Each of the last three years he coordinated youth hunts on Old Hickory WMA. In addition to the youth hunts, he also led a group of military veterans on a duck hunt.
Daniels is in his fifth year with the TWRA. He previously worked in Canada for Delta Waterfowl conducting diving duck nest surveys. He has a bachelor’s degree in Wildlife Sciences from Tennessee Tech University.

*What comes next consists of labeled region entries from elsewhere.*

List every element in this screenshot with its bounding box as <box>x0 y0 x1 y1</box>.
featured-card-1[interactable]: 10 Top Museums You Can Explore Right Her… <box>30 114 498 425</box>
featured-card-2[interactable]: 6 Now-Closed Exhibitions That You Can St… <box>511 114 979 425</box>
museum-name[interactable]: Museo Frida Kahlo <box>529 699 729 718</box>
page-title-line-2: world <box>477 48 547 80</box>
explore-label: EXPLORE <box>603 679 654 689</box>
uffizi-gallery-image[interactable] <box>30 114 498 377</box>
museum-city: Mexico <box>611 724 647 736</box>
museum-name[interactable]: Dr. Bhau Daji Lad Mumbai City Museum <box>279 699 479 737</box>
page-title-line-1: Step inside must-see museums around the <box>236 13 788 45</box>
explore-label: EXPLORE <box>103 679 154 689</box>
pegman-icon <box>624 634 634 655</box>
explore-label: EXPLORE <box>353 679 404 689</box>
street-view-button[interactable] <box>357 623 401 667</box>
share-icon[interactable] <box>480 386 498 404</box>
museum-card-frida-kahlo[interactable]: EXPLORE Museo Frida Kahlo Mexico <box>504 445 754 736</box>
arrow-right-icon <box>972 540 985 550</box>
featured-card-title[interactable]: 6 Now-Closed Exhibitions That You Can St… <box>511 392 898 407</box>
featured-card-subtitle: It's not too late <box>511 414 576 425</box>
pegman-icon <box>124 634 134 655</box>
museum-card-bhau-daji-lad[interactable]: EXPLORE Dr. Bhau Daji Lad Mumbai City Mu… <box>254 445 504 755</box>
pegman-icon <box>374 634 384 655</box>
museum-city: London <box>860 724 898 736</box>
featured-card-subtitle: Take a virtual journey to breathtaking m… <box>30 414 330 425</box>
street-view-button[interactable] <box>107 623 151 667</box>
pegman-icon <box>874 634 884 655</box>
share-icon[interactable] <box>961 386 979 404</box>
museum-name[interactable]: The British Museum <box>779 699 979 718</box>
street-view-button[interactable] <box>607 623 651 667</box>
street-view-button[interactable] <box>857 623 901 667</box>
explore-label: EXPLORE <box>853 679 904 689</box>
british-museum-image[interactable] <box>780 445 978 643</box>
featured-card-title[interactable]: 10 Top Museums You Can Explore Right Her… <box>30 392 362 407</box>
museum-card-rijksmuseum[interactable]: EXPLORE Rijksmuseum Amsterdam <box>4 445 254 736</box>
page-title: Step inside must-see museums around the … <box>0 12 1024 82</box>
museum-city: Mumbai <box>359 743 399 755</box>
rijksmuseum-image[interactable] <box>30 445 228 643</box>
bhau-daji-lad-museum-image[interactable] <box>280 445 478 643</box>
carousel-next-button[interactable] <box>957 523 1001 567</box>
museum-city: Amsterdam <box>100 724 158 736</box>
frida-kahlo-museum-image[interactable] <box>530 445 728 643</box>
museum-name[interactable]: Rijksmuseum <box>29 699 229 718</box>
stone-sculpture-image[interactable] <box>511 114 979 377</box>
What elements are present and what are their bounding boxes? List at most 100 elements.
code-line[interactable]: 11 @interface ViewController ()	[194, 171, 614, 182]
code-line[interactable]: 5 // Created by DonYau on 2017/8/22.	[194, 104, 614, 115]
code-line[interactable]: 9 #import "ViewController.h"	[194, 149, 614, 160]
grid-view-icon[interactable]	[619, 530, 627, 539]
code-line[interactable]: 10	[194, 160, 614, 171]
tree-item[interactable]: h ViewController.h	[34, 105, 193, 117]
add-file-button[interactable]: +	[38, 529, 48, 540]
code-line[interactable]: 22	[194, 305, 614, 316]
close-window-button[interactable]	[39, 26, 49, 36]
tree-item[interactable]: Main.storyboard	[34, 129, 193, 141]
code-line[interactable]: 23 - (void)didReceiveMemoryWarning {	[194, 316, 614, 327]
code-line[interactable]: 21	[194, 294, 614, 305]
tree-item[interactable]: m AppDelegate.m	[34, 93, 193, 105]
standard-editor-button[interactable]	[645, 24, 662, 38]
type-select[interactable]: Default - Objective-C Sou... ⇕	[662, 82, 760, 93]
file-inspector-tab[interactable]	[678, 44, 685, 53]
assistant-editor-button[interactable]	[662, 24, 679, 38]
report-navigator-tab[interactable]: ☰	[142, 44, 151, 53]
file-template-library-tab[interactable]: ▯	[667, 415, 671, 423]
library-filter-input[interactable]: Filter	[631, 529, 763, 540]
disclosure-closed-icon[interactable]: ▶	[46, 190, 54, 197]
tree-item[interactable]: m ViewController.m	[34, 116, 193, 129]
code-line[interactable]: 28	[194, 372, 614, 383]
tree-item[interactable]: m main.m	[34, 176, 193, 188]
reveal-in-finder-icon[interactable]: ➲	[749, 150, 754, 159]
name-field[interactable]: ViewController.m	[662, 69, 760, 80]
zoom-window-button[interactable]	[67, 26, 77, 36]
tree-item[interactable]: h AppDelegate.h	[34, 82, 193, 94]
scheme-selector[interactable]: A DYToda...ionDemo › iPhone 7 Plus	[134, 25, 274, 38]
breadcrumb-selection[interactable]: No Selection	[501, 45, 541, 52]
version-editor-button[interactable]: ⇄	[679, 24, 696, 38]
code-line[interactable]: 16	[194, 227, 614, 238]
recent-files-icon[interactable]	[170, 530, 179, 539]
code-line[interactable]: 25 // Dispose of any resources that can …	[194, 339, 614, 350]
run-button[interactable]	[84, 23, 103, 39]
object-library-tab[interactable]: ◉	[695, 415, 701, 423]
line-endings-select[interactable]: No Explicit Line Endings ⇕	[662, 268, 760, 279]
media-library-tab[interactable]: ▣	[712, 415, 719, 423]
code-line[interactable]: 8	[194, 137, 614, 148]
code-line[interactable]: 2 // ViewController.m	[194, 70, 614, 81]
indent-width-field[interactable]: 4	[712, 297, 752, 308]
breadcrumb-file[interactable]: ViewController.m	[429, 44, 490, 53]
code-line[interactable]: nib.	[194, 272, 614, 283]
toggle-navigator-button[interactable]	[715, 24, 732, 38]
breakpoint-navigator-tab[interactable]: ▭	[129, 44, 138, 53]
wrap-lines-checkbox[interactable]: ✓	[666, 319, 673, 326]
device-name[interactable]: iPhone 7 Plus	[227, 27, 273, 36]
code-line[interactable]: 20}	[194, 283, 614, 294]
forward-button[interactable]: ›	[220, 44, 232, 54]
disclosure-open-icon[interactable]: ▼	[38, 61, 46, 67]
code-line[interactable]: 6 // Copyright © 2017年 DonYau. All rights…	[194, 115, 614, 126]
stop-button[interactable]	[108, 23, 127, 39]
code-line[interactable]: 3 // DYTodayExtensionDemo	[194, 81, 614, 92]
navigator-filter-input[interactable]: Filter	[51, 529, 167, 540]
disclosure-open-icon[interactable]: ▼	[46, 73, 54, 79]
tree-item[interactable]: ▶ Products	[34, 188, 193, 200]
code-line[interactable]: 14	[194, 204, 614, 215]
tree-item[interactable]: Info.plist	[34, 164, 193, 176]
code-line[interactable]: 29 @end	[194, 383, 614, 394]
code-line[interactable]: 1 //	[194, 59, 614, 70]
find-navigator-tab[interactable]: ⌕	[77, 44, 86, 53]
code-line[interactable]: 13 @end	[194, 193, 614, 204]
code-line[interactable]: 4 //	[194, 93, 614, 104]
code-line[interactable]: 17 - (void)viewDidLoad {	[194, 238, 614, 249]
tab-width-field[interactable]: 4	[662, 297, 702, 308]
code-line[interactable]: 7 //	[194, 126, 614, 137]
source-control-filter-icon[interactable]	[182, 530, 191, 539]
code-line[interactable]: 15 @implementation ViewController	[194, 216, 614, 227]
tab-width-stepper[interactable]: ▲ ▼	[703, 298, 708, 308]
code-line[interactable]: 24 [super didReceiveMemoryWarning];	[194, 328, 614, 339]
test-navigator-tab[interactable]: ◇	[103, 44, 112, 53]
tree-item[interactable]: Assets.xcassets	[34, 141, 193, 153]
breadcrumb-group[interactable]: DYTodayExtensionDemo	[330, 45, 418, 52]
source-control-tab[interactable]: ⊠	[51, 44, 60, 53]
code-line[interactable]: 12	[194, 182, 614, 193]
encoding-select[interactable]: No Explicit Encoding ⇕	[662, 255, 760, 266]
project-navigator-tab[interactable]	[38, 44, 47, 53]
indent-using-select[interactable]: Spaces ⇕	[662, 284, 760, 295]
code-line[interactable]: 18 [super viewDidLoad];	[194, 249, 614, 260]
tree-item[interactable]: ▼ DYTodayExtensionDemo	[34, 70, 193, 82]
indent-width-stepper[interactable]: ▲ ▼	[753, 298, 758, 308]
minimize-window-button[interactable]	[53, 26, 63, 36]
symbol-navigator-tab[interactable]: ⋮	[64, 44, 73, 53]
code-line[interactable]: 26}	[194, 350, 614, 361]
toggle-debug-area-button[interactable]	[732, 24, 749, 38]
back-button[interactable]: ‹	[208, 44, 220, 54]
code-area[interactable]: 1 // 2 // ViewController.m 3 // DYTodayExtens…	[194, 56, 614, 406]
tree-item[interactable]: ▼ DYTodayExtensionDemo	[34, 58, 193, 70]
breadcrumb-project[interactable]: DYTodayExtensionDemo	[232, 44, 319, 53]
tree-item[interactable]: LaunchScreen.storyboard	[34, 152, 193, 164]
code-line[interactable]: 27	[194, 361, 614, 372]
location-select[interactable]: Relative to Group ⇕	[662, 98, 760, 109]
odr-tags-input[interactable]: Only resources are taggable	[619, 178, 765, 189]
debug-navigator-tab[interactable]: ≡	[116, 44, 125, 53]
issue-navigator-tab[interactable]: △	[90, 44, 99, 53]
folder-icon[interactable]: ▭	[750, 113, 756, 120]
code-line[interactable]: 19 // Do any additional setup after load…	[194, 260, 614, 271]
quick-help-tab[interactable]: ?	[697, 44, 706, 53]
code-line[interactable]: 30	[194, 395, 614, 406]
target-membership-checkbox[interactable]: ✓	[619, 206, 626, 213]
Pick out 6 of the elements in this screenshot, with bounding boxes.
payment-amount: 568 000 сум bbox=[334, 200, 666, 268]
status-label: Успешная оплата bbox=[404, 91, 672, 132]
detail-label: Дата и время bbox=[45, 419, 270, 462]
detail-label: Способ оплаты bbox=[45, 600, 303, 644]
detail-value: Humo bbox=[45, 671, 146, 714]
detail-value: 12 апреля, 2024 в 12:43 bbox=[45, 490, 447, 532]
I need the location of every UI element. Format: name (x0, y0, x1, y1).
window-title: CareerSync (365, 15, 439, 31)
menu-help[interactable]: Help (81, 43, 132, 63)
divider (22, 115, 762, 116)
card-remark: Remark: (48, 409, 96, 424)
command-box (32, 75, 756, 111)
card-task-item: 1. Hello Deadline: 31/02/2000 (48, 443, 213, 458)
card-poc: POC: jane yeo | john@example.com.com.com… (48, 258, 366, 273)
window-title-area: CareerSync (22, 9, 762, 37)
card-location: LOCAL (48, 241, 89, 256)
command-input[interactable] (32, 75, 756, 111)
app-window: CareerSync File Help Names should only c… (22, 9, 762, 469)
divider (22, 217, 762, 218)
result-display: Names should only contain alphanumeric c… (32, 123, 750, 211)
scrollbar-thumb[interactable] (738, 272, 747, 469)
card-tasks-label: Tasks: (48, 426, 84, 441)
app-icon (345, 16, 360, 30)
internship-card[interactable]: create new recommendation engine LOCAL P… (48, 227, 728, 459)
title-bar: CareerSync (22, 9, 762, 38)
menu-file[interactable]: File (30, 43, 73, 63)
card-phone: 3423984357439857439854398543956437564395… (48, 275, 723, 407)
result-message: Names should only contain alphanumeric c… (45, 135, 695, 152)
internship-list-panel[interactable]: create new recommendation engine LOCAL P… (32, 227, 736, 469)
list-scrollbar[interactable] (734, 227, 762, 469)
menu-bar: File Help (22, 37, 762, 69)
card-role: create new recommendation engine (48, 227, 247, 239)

He will also be recognized at a future meeting of the Tennessee Fish and Wildlife Commission.
In addition to Tennessee, the Mississippi Flyway includes Alabama, Arkansas, Indiana, Illinois, Iowa, Kentucky, Louisiana, Michigan, Minnesota, Mississippi, Missouri, Ohio, Wisconsin, and the Canadian provinces of Saskatchewan, Manitoba, and Ontario.
It is estimated about 40 percent of North America's waterfowl spend at least part of their lives in the Mississippi Flyway. The flyway extends from Canada's tundra to the southern end of South America.
Photo: Hunter Daniels holds his award for being named Mississippi Flyway Waterfowl Enforcement Officer of the Year. He is flanked by Region I Major Brian Elkins (left) and Col. Darren Rider, and Region II Major Jeff Skelton.